I’d love to take all the credit for that. But honestly, a lot of that falls on the rider taking care of the machine while they’re out there. For example, Mason Dixon last year, it was an absolute duster. We had a game-plan going in because we had the same conditions there the year before. Walker said, “If conditions are as bad as we expect, have a filter ready. Even if we loose time, it will pay off in the end.” I mean, we bend some things up here and there, it’s woods racing. You can’t bee 100% all the time. But yeah, overall, it’s a solid team effort. A lot can be said about the components we run as well. We have a lot of great companies in our corner that make our jobs a lot easier. The Yamaha quad is an absolute tank. They’re indestructible, they’re hard to beat. Our hat is off to Yamaha for building such a great machine.
Alright, one more and we’ll let you thank some sponsors and folks that support you. Now this is likely the thing people want to know the most from you. Are you ready? How many times on Friday and Saturday do you have to answer the question, “Hey, do you know where Walker Fowler is?”

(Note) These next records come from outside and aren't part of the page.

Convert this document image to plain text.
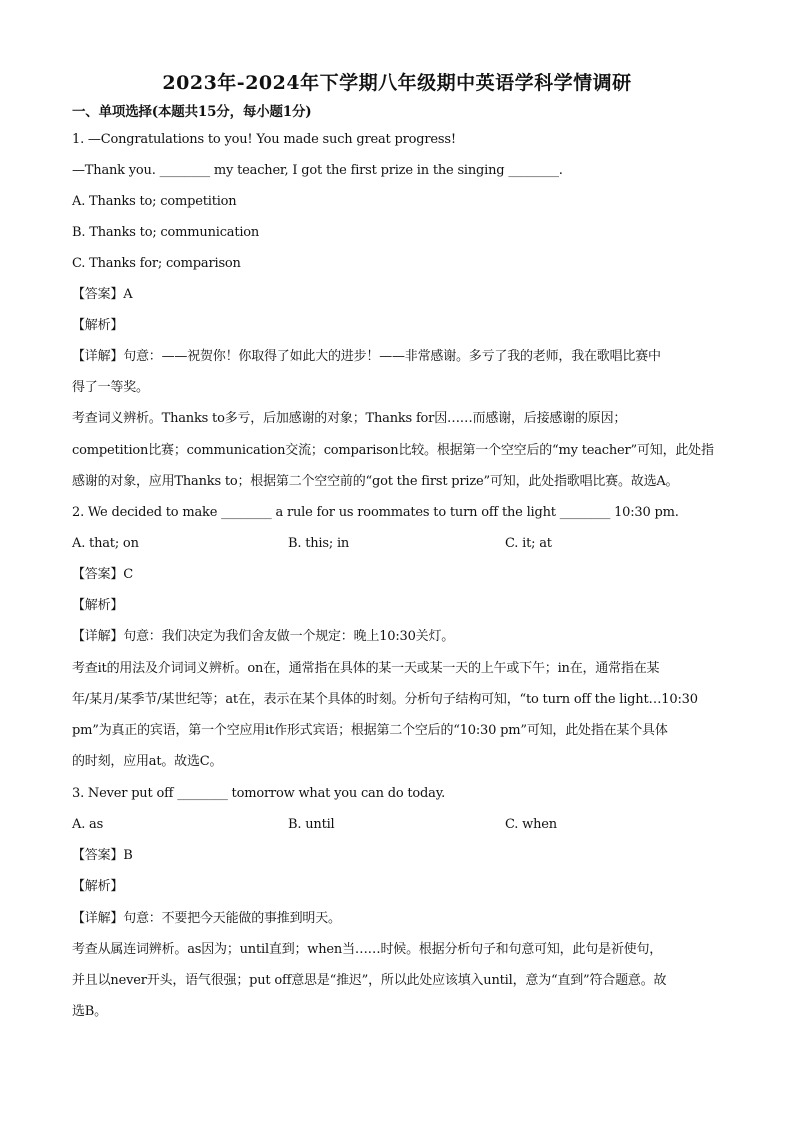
2023年-2024年下学期八年级期中英语学科学情调研
一、单项选择(本题共15分，每小题1分)
1. —Congratulations to you! You made such great progress!
—Thank you. ________ my teacher, I got the first prize in the singing ________.
A. Thanks to; competition
B. Thanks to; communication
C. Thanks for; comparison
【答案】A
【解析】
【详解】句意：——祝贺你！你取得了如此大的进步！——非常感谢。多亏了我的老师，我在歌唱比赛中
得了一等奖。
考查词义辨析。Thanks to多亏，后加感谢的对象；Thanks for因……而感谢，后接感谢的原因；
competition比赛；communication交流；comparison比较。根据第一个空空后的“my teacher”可知，此处指
感谢的对象，应用Thanks to；根据第二个空空前的“got the first prize”可知，此处指歌唱比赛。故选A。
2. We decided to make ________ a rule for us roommates to turn off the light ________ 10:30 pm.
A. that; on	B. this; in	C. it; at
【答案】C
【解析】
【详解】句意：我们决定为我们舍友做一个规定：晚上10:30关灯。
考查it的用法及介词词义辨析。on在，通常指在具体的某一天或某一天的上午或下午；in在，通常指在某
年/某月/某季节/某世纪等；at在，表示在某个具体的时刻。分析句子结构可知，“to turn off the light…10:30
pm”为真正的宾语，第一个空应用it作形式宾语；根据第二个空后的“10:30 pm”可知，此处指在某个具体
的时刻，应用at。故选C。
3. Never put off ________ tomorrow what you can do today.
A. as	B. until	C. when
【答案】B
【解析】
【详解】句意：不要把今天能做的事推到明天。
考查从属连词辨析。as因为；until直到；when当……时候。根据分析句子和句意可知，此句是祈使句，
并且以never开头，语气很强；put off意思是“推迟”，所以此处应该填入until，意为“直到”符合题意。故
选B。
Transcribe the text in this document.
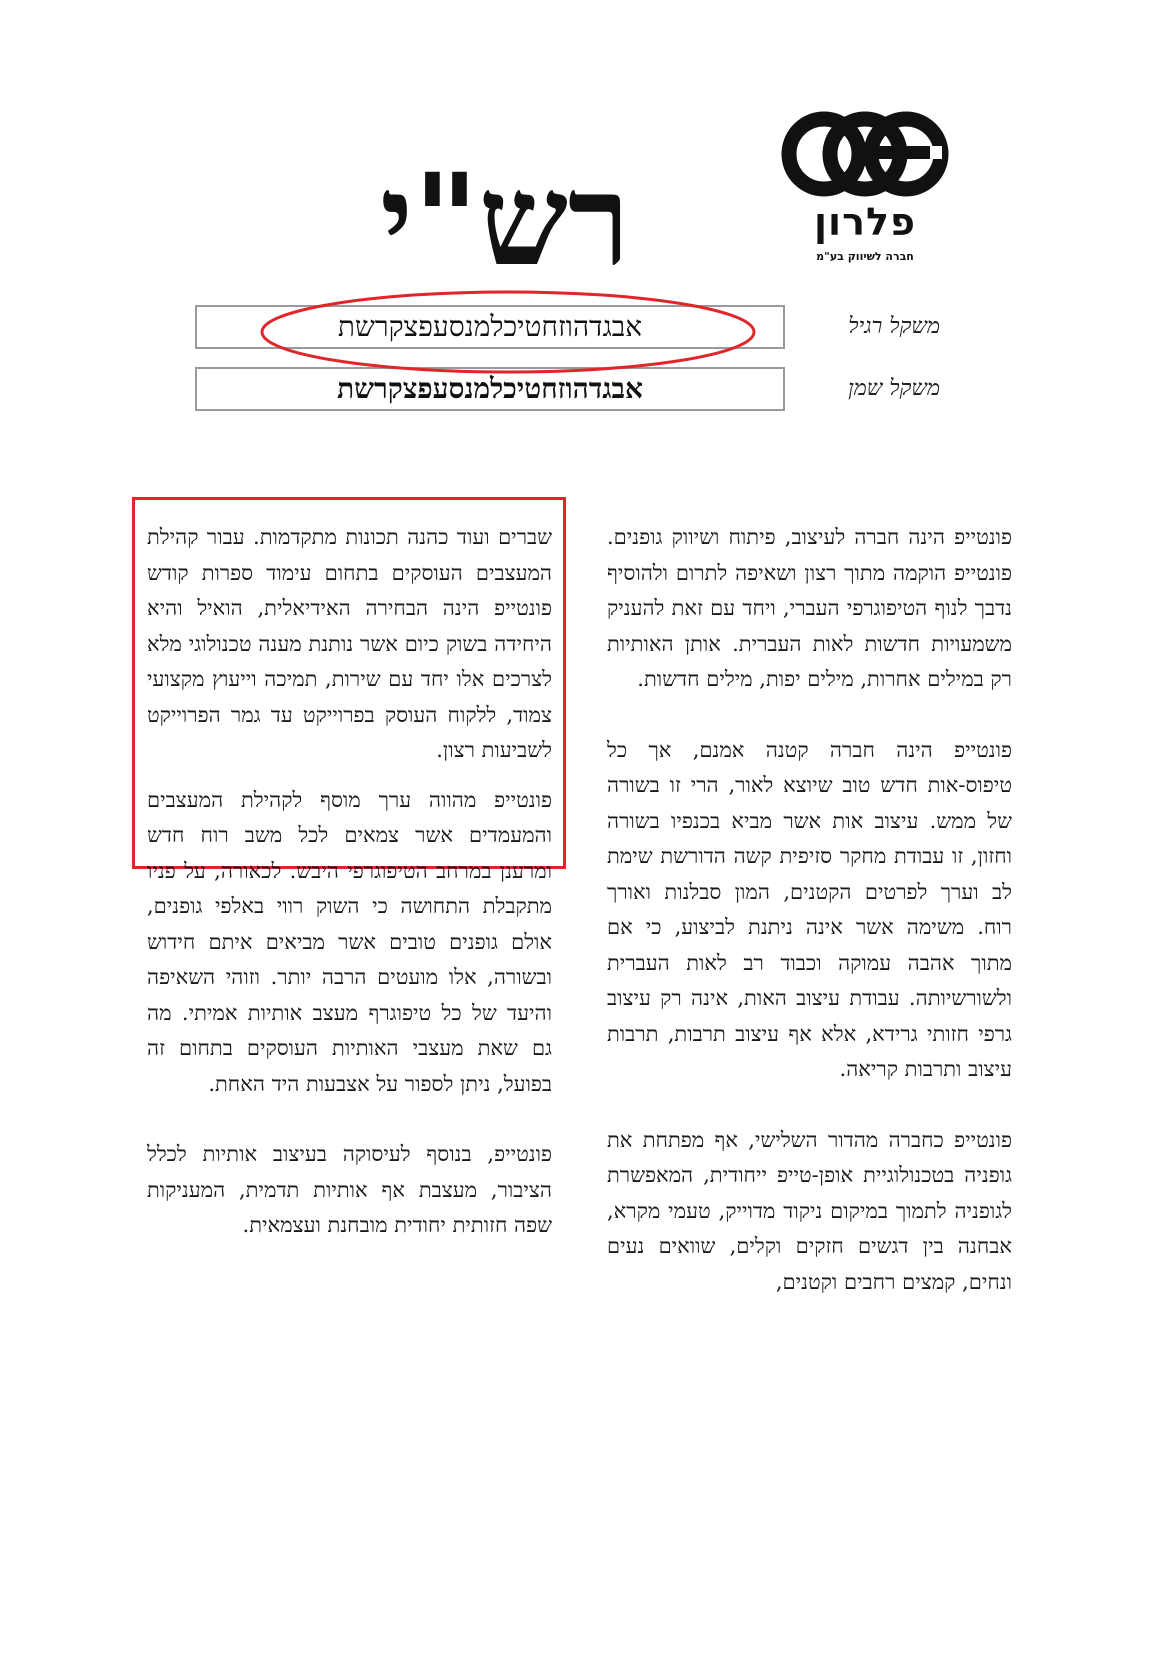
פלרון
חברה לשיווק בע"מ
רש"י
משקל רגיל
אבגדהוזחטיכלמנסעפצקרשת
משקל שמן
אבגדהוזחטיכלמנסעפצקרשת

פונטייפ הינה חברה לעיצוב, פיתוח ושיווק גופנים. פונטייפ הוקמה מתוך רצון ושאיפה לתרום ולהוסיף נדבך לנוף הטיפוגרפי העברי, ויחד עם זאת להעניק משמעויות חדשות לאות העברית. אותן האותיות רק במילים אחרות, מילים יפות, מילים חדשות.

פונטייפ הינה חברה קטנה אמנם, אך כל טיפוס-אות חדש טוב שיוצא לאור, הרי זו בשורה של ממש. עיצוב אות אשר מביא בכנפיו בשורה וחזון, זו עבודת מחקר סזיפית קשה הדורשת שימת לב וערך לפרטים הקטנים, המון סבלנות ואורך רוח. משימה אשר אינה ניתנת לביצוע, כי אם מתוך אהבה עמוקה וכבוד רב לאות העברית ולשורשיותה. עבודת עיצוב האות, אינה רק עיצוב גרפי חזותי גרידא, אלא אף עיצוב תרבות, תרבות עיצוב ותרבות קריאה.

פונטייפ כחברה מהדור השלישי, אף מפתחת את גופניה בטכנולוגיית אופן-טייפ ייחודית, המאפשרת לגופניה לתמוך במיקום ניקוד מדוייק, טעמי מקרא, אבחנה בין דגשים חזקים וקלים, שוואים נעים ונחים, קמצים רחבים וקטנים,

שברים ועוד כהנה תכונות מתקדמות. עבור קהילת המעצבים העוסקים בתחום עימוד ספרות קודש פונטייפ הינה הבחירה האידיאלית, הואיל והיא היחידה בשוק כיום אשר נותנת מענה טכנולוגי מלא לצרכים אלו יחד עם שירות, תמיכה וייעוץ מקצועי צמוד, ללקוח העוסק בפרוייקט עד גמר הפרוייקט לשביעות רצון.

פונטייפ מהווה ערך מוסף לקהילת המעצבים והמעמדים אשר צמאים לכל משב רוח חדש ומרענן במרחב הטיפוגרפי היבש. לכאורה, על פניו מתקבלת התחושה כי השוק רווי באלפי גופנים, אולם גופנים טובים אשר מביאים איתם חידוש ובשורה, אלו מועטים הרבה יותר. וזוהי השאיפה והיעד של כל טיפוגרף מעצב אותיות אמיתי. מה גם שאת מעצבי האותיות העוסקים בתחום זה בפועל, ניתן לספור על אצבעות היד האחת.

פונטייפ, בנוסף לעיסוקה בעיצוב אותיות לכלל הציבור, מעצבת אף אותיות תדמית, המעניקות שפה חזותית יחודית מובחנת ועצמאית.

Whoa, man… probably every bit of 50 times or more. It’s either the RacerTV crew, you or Rodney looking for an interview and then obviously the kids. The Walker Fowler fans that want to hang out or get his autograph. Obviously, there are folks who only get to a round or two per year and want to say hello. But he’s definitely got a group of kids that show up every race just to say hello.
Alright, I’m going to do you a favor, Mark. For you folks reading this, next time you see Walker Fowler, ask him if he knows where Mark Notman is hanging out.
Perfect! Thank you!
Mark, big congratulations on the engagement! Looking forward to seeing what you and your riders do in 2021. Last thing, who are the people and sponsors that help make this possible for you?
Thank you! Obviously, I’d like to thank my family for all their support throughout the years. My fiancé, Katie, for understand all the weekends I’m on the go. The Fowler family for believing in me back eight years ago and letting me be a part of their journey. Then of course all the great sponsors we have, Yamaha, GBC Tires, Fly Racing and the list goes on. Huge thanks to those guys for helping us out and believing in Walker and myself. Getting us in a position to go out and win Championships!